If you’re going to lose out on a prestigious award, you might as well lose it to the feel-good story of the year.
The Baseball Writers Association of America awarded R.A. Dickey the 2012 Cy Young award Wednesday, making Dickey the first knuckleballer ever to win it.
Was he a better pitcher than Clayton Kershaw, who was bidding for back-to-back Cy Youngs? Probably not. But it wasn’t the biggest robbery in the history of the trophy.
The absurdity of the vote was the breadth of Dickey’s victory. Dickey garnered 27 of the 32 first-place votes. That’s hardly indicative of his edge over the other finalists, especially Kershaw, who received just two first-place votes. Ridiculously, two of the 32 voters left Kershaw entirely off their ballot.
Kershaw led the National League in ERA (2.53) and WHIP (1.02) and finished second (by one) to Dickey in strikeouts (229). Many of Dickey’s edges were the result of accumulation, while Kershaw’s were the result of how dominating he was start to start.
Kershaw had the best WAR (wins above replacement) among NL pitchers, according to Baseball-Reference.com.
If the 30 major league GMs were asked who they'd rather have in their rotation for next season, 30 of them would probably say Kershaw over Dickey ... but that's not the same as saying he should have won the 2012 award.
Unlike the other two finalists for the award, Kershaw hasn’t reached the age when most pitchers are at their prime. He doesn’t turn 25 until March. Gio Gonzalez is 27. Dickey is 38.
If the Los Angeles Dodgers lock him up to a long-term deal, which seems like only a matter of time, who knows how many of these things he could win.
You can blame the voters for the result and justly so, but you also have to point the finger at Kershaw’s teammates.
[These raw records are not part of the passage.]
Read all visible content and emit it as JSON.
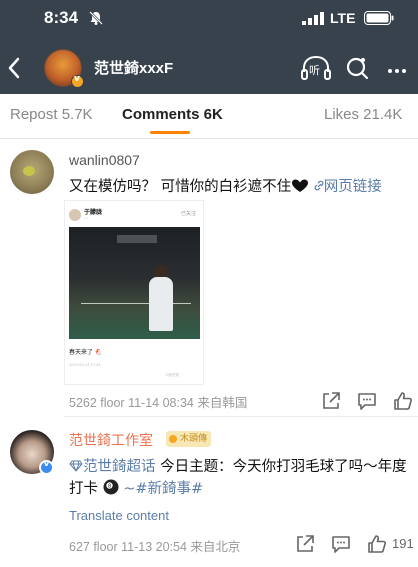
{
  "status_bar": {
    "time": "8:34",
    "network": "LTE"
  },
  "nav": {
    "title": "范世錡xxxF",
    "listen_label": "听"
  },
  "tabs": [
    {
      "label": "Repost 5.7K",
      "active": false
    },
    {
      "label": "Comments 6K",
      "active": true
    },
    {
      "label": "Likes 21.4K",
      "active": false
    }
  ],
  "comments": [
    {
      "username": "wanlin0807",
      "text": "又在模仿吗？ 可惜你的白衫遮不住",
      "link_label": "网页链接",
      "embed": {
        "name": "于朦胧",
        "subtitle": "...",
        "follow": "已关注",
        "caption": "春天来了 🐔",
        "footer": "2025-03-14 17:44",
        "footer2": "人脸识别"
      },
      "meta": "5262 floor 11-14 08:34 来自韩国"
    },
    {
      "username": "范世錡工作室",
      "fan_badge": "木頭傳",
      "topic": "范世錡超话",
      "text_main": " 今日主题：今天你打羽毛球了吗～年度",
      "text_line2_pre": "打卡",
      "text_line2_tag": "~#新錡事#",
      "translate": "Translate content",
      "meta": "627 floor 11-13 20:54 来自北京",
      "like_count": "191"
    }
  ],
  "colors": {
    "header_bg": "#37424d",
    "accent": "#ff8200",
    "link": "#5b7ea8",
    "orange_name": "#eb7350"
  }
}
Due to low run support and some relief missteps, Kershaw won just 14 games. If he had won 20, I'm guessing he would have been thanking the voters live, via satellite, in his acceptance speech.
Had he taken the Cy Young, Kershaw would have done so with the lowest win total since Felix Hernandez won it with 13 in 2010. It would have been the lowest total for an NL Cy Young winner since Eric Gagne had two wins (and 55 saves) in 2003.
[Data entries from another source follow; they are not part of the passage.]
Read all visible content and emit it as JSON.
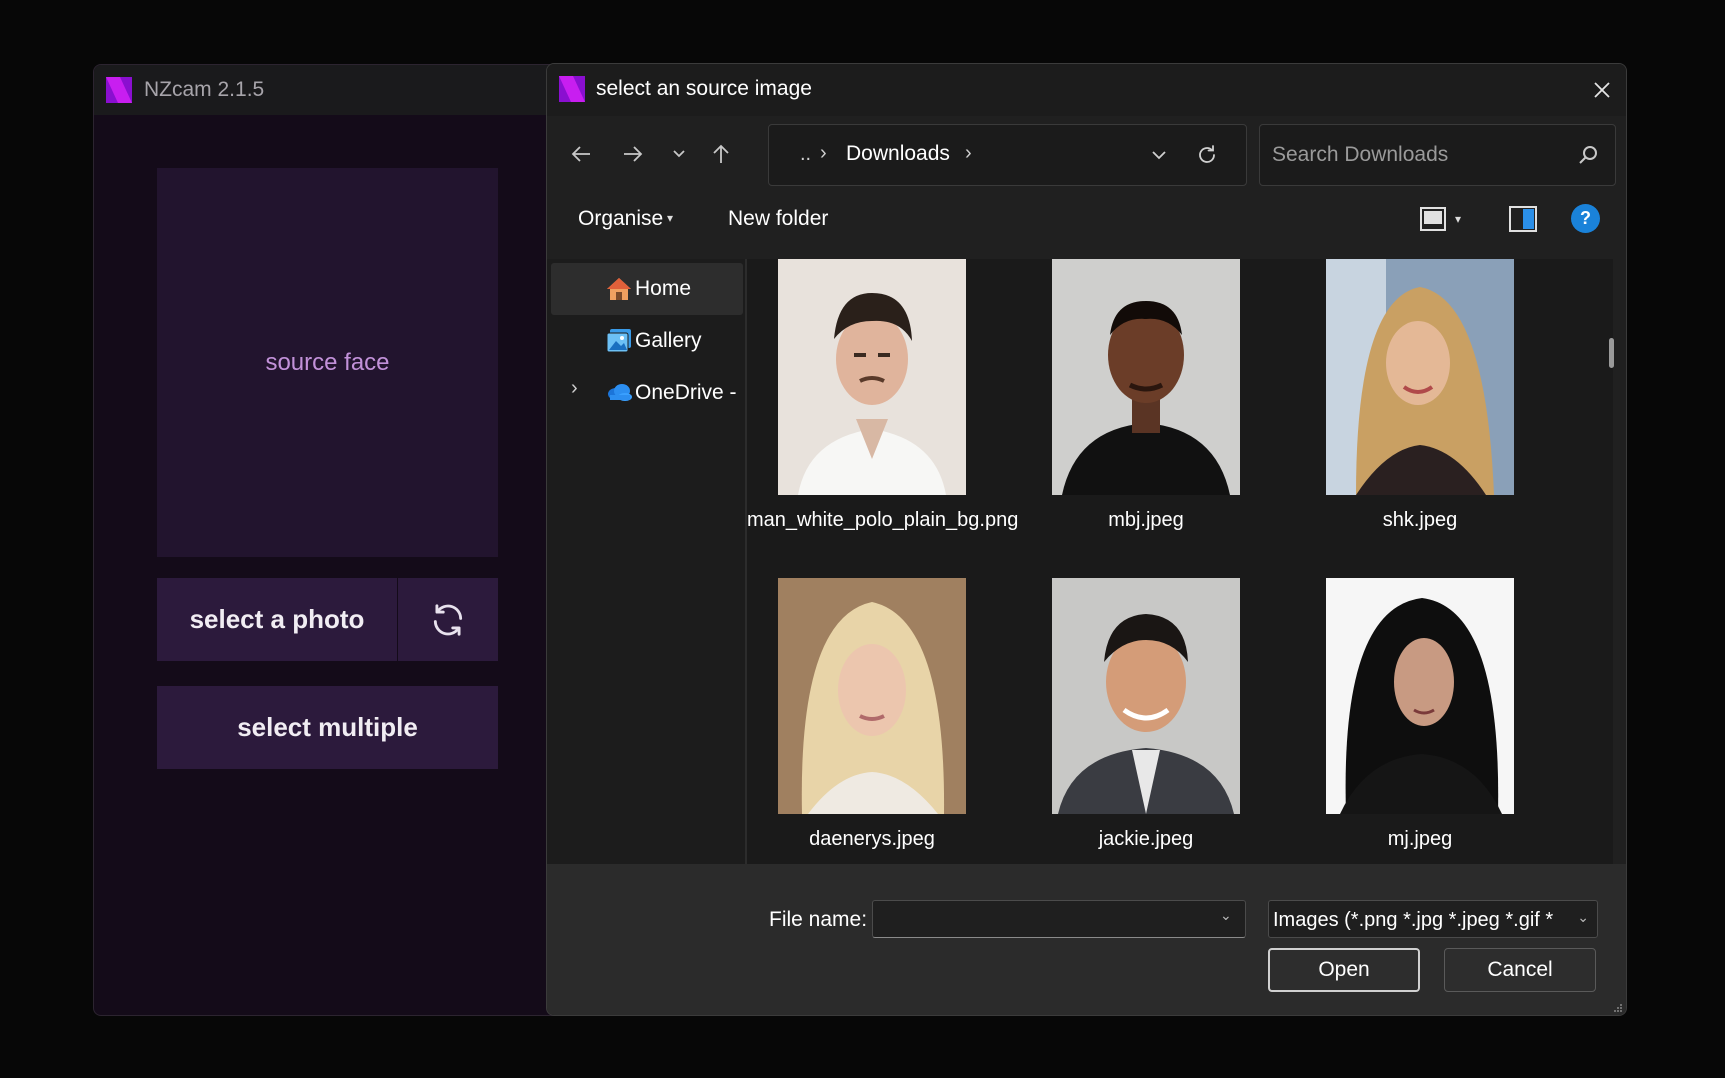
{
  "app": {
    "title": "NZcam 2.1.5",
    "preview_label": "source face",
    "select_photo_label": "select a photo",
    "select_multiple_label": "select multiple",
    "accent": "#b314e0"
  },
  "dialog": {
    "title": "select an source image",
    "address": {
      "prefix": "..",
      "segment": "Downloads"
    },
    "search_placeholder": "Search Downloads",
    "toolbar": {
      "organise_label": "Organise",
      "new_folder_label": "New folder",
      "help_label": "?"
    },
    "sidebar": [
      {
        "label": "Home",
        "icon": "home-icon"
      },
      {
        "label": "Gallery",
        "icon": "gallery-icon"
      },
      {
        "label": "OneDrive -",
        "icon": "onedrive-icon"
      }
    ],
    "files": [
      {
        "name": "man_white_polo_plain_bg.png"
      },
      {
        "name": "mbj.jpeg"
      },
      {
        "name": "shk.jpeg"
      },
      {
        "name": "daenerys.jpeg"
      },
      {
        "name": "jackie.jpeg"
      },
      {
        "name": "mj.jpeg"
      }
    ],
    "footer": {
      "file_name_label": "File name:",
      "file_name_value": "",
      "file_type": "Images (*.png *.jpg *.jpeg *.gif *",
      "open_label": "Open",
      "cancel_label": "Cancel"
    }
  }
}
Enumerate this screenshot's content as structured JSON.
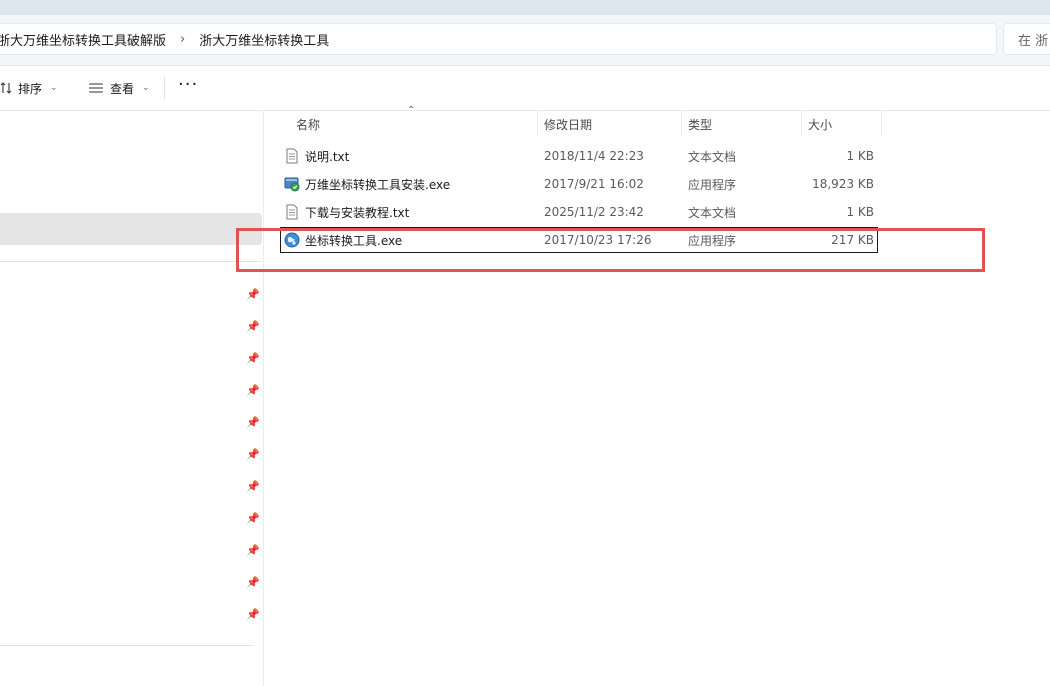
{
  "address": {
    "crumbs": [
      "浙大万维坐标转换工具破解版",
      "浙大万维坐标转换工具"
    ],
    "separator": "›",
    "search_placeholder": "在 浙"
  },
  "toolbar": {
    "sort_label": "排序",
    "view_label": "查看",
    "more_label": "···"
  },
  "columns": {
    "name": "名称",
    "modified": "修改日期",
    "type": "类型",
    "size": "大小"
  },
  "files": [
    {
      "name": "说明.txt",
      "modified": "2018/11/4 22:23",
      "type": "文本文档",
      "size": "1 KB",
      "icon": "text-file-icon"
    },
    {
      "name": "万维坐标转换工具安装.exe",
      "modified": "2017/9/21 16:02",
      "type": "应用程序",
      "size": "18,923 KB",
      "icon": "installer-icon"
    },
    {
      "name": "下载与安装教程.txt",
      "modified": "2025/11/2 23:42",
      "type": "文本文档",
      "size": "1 KB",
      "icon": "text-file-icon"
    },
    {
      "name": "坐标转换工具.exe",
      "modified": "2017/10/23 17:26",
      "type": "应用程序",
      "size": "217 KB",
      "icon": "globe-app-icon"
    }
  ],
  "colors": {
    "highlight": "#e25252",
    "selected_nav": "#e5e5e5"
  }
}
The only shame of the matter is that it deprives Kershaw of something to brag about over the man to whom he’s constantly compared. Sandy Koufax didn’t go back-to-back in the Cy Young until 1966, when he was three years older than Kershaw is now.
In those days, they only awarded one trophy for both leagues. Koufax was hurt for part of 1965 and the Angels’ Dean Chance broke up what might have been four straight Cy Youngs for Koufax.
Take heart, Clayton: There’s always next year (and the year after that).